= Martin Lerner =

Martin Lerner (born 1936) is an American art historian and curator best known for his long tenure as the Curator of Indian and Southeast Asian Art at the Metropolitan Museum of Art (MET) in New York City, a position he held from 1972 until his retirement in 2003. Over the course of his career, Lerner significantly contributed to the study, preservation, and display of Asian art, particularly focusing on the art of India and Southeast Asia. However, his legacy has been clouded by his involvement in the controversy surrounding Cambodian looted art and his association with notorious art dealer Douglas Latchford.

== Early life and education ==
Martin Lerner (born 1936) is an American art historian specializing in South and Southeast Asian art. He taught art history at the University of California, Santa Barbara (1965–1966) and served as assistant curator of Oriental art at the Cleveland Museum of Art (1966–1972), while also teaching at Case Western Reserve University. In 1972, he joined the Metropolitan Museum of Art in New York, where he served in several curatorial roles, including curator of South and Southeast Asian art from 1978 until his retirement.

== Career at the Metropolitan Museum of Art ==
Lerner joined the Metropolitan Museum of Art in 1972 specializing in Indian and Southeast Asian art.

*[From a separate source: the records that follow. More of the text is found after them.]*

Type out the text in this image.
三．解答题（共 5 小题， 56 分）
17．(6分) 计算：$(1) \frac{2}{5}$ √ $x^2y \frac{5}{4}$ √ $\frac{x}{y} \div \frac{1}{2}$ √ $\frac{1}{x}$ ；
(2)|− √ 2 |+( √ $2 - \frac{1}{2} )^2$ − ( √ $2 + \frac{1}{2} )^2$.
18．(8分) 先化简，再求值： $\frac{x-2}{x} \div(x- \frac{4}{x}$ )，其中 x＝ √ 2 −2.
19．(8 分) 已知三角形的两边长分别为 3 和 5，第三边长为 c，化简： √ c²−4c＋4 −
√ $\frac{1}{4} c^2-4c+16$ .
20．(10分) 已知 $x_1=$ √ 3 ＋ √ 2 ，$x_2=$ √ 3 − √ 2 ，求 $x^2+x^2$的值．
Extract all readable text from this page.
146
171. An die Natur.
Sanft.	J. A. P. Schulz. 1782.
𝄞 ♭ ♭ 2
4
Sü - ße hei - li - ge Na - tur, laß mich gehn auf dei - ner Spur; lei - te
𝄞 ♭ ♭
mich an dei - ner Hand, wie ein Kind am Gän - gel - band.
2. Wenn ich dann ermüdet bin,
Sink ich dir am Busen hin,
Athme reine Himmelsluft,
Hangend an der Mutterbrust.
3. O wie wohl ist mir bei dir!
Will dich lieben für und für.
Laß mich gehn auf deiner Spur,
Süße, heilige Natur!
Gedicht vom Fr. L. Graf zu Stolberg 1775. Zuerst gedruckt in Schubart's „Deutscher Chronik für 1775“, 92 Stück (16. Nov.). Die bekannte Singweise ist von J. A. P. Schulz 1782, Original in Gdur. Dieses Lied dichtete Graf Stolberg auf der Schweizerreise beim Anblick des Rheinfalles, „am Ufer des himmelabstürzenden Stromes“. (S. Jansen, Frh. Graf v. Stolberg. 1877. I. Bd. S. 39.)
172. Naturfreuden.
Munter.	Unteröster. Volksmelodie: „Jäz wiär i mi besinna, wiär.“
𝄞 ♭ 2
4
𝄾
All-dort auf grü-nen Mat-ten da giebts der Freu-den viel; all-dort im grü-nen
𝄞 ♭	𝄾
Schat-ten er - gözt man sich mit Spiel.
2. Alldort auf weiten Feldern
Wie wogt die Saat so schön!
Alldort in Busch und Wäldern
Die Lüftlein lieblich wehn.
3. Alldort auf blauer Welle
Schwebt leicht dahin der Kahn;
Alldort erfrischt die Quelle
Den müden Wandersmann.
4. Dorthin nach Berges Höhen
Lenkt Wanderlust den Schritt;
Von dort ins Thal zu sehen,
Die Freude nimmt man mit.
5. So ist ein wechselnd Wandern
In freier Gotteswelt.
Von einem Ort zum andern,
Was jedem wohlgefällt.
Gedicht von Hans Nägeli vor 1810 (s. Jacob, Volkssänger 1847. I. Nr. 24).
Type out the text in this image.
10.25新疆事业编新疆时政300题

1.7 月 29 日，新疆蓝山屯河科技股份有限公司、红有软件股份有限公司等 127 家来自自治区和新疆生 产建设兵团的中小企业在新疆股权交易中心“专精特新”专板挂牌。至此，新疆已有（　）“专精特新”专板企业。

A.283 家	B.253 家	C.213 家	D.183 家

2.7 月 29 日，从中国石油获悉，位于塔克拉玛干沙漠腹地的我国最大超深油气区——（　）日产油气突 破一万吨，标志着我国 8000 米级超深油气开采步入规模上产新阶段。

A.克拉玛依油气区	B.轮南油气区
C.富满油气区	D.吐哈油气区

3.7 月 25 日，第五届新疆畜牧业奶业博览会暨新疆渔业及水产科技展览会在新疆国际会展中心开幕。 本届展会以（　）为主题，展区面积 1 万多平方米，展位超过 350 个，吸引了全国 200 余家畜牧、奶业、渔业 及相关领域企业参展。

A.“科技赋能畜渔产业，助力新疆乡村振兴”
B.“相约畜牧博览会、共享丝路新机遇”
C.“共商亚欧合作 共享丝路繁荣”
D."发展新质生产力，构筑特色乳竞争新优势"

His later association with art dealer Douglas Latchford, however, drew controversy and affected his professional reputation.

== Impact on the Metropolitan Museum of Art's Collection ==
Lerner expanded the Metropolitan's collection, acquiring works from Cambodia, Thailand, India, and Vietnam and established a dedicated gallery for Khmer art. Lerner worked with Douglas A. J. Latchford, a British-Thai businessman and collector who would later be indicted for trafficking looted Cambodian artifacts Latchford had a significant role in building the MET’s collection during the 1980s and 1990s. Starting in 1983, Latchford either donated or sold 13 key objects to the museum, many of which became highlights of the museum's collection of Khmer art. Among these were two large torsos of stone statues, the Kneeling Attendants, which were displayed at the entrance of the museum's Khmer gallery. Latchford donated these statues to the Metropolitan "in honor of Martin Lerner".

== Controversy and Involvement with Douglas Latchford ==
In the 2000s and 2010s, Lerner was accused of trafficking looted artifacts, many of which were sold to prominent museums, including the MET. According to a report by The New York Times dated August 18, 2022, documents retrieved from Latchford’s computer, which was handed over to the Cambodian government by Latchford’s daughter after his death, "show that Lerner used his expertise and reputation as a former Met expert to help Latchford market items for sale. In letters drawn up for Latchford clients, Lerner vouched for the value and significance of artifacts, in one case using language that closely tracked with what Latchford had asked him to write. They also owned at least one artifact together."

== Legacy ==
Martin Lerner’s career remains a subject of debate within the art world. While his contributions to the study and preservation of Indian and Southeast Asian art are significant, his involvement in the Cambodian art trafficking controversy has had a lasting impact on his legacy. The case surrounding Latchford’s illicit trade has prompted renewed scrutiny of museum practices, particularly regarding the acquisition of Asian antiquities in the latter half of the 20th century.